Our second addition to the library is a brochure titled “What to Do if Friends and Family Members are being Abused.” This brochure is designed to help potential allies have a sometimes difficult conversation with their loved one. Connections to family, friends, co-workers, fellow faith community members and other social relationships are some of the most valuable lifelines that survivors have. When interviewing family and friends who have lost a loved one to domestic violence-related homicide, the Georgia Domestic Violence Fatality Review Project has consistently found that family and friends have the most knowledge about the abuse but are often not equipped to understand when the danger is escalating and provide support in
a way that best promotes safety. This brochure offers tips for recognizing domestic violence, signs that may signal increased danger, and some “what to say and what not to say” talking points. Again, this brochure lists the 24-hour statewide hotline as a resource for family and friends of survivors.
Both of these exciting new materials are available upon request by contacting our Communications Coordinator, Heather Balom at email@example.com.
Providing Support around Challenging Services
Often there is confusion about whether or not substance use or abuse can lead to or cause domestic violence – this training sought to bring clarity to the discussion of the intersections between the two issues, emphasizing that substance abuse or use by the victim or the abusive partner is not a direct cause of violence. Women who have been abused are fifteen times more likely to abuse alcohol and nine times more likely to abuse drugs than women who have not been abused. A study conducted by the Department of Justice suggested that alcohol and drugs may be used by victims of abuse, to cope with the physical, emotional and/or psychological pain of family violence. In response to this known fact, it is essential for advocates to be
knowledgeable of the increased risk to victims when substance abuse is involved, as it can increase barriers to their safety or make it harder for them to get help.

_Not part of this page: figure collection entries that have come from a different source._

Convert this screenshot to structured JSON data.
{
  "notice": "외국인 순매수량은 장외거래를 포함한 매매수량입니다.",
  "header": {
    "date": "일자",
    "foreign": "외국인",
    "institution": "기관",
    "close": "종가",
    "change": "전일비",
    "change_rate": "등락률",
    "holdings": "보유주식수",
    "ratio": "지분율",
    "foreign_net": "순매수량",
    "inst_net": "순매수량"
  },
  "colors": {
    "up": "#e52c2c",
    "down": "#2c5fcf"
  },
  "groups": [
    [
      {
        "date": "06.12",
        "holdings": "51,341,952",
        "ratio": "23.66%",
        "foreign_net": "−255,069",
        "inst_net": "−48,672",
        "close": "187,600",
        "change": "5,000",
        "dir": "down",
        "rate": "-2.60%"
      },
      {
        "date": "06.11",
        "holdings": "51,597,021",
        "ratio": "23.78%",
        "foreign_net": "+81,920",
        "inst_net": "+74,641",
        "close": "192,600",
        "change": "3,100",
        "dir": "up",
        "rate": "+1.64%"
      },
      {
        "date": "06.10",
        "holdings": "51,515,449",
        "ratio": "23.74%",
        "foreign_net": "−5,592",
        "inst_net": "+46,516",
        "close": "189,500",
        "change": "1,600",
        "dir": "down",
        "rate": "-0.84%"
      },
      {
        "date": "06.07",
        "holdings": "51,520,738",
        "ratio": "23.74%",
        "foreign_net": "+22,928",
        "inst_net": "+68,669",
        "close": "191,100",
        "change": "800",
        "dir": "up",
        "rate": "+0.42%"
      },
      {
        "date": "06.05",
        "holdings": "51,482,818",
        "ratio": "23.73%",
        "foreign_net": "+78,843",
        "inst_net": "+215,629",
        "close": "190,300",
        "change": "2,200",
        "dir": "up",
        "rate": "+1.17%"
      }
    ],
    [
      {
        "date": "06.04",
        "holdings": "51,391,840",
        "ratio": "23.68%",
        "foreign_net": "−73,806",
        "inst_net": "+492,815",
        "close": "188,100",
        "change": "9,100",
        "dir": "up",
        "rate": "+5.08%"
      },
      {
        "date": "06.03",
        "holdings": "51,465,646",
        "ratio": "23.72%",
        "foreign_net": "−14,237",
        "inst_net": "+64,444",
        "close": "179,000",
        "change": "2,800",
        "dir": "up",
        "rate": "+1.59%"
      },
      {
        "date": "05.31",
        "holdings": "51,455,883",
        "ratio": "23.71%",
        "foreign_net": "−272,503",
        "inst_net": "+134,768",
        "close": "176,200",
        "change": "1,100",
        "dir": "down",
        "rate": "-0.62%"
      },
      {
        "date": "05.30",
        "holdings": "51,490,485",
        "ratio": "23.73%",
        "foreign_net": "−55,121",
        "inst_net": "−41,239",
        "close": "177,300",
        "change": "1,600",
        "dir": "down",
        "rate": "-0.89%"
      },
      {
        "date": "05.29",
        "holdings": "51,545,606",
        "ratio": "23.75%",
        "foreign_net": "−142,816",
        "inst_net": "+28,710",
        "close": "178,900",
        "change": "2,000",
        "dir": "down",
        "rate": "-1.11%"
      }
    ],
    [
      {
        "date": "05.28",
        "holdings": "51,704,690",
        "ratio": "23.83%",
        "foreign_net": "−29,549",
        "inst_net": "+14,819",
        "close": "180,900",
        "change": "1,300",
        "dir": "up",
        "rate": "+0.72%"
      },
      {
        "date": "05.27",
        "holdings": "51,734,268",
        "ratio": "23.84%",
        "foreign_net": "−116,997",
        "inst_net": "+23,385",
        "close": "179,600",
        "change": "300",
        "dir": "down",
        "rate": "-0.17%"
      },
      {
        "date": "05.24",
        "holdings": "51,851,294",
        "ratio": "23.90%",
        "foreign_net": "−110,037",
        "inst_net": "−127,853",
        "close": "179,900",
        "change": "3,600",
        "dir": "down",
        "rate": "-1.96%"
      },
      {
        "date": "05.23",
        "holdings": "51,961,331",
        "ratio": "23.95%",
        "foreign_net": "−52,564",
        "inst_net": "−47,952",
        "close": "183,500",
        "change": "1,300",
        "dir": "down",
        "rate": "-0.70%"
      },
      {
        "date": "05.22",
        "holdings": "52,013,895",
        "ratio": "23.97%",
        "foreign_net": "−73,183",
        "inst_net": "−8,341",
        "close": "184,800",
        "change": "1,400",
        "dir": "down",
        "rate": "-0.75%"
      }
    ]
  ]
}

On February 10th in Atlanta, GCADV’s Director of Training and Membership, Christy Cardina and Training Coordinator, Alexis Graf, teamed up with Dr. Mininder K. Sodhi, a training specialist from Washington, DC, to present training on Domestic Violence and Substance Abuse. The one-day training focused on advocacy and intervention with survivors who are struggling with both addiction and domestic violence. The one day training was attended by 48 advocates and staff from 22 programs across the state. Dr. Sodhi’s extensive experience and expertise on the dynamics of addiction were shared with the group during the morning half of the training, while the afternoon was spent discussing how to provide services and address challenging
situations around substance abuse by victims, especially in a shelter setting. Shelters typically have group living arrangements with shared bedrooms and bathrooms, and a survivor who is actively using drugs or alcohol can bring conflict, disruption, and even safety concerns to what should ideally be a place of healing. One advocate who attended the training said that the most significant thing she learned was, “As a shelter we shouldn’t turn someone away because they are an addict, or not help them or treat them differently because they are an addict.” Another attendee shared, “I truly enjoyed the entire class. Thank you for educating me on the topic and not spending time discussing the need for the education!”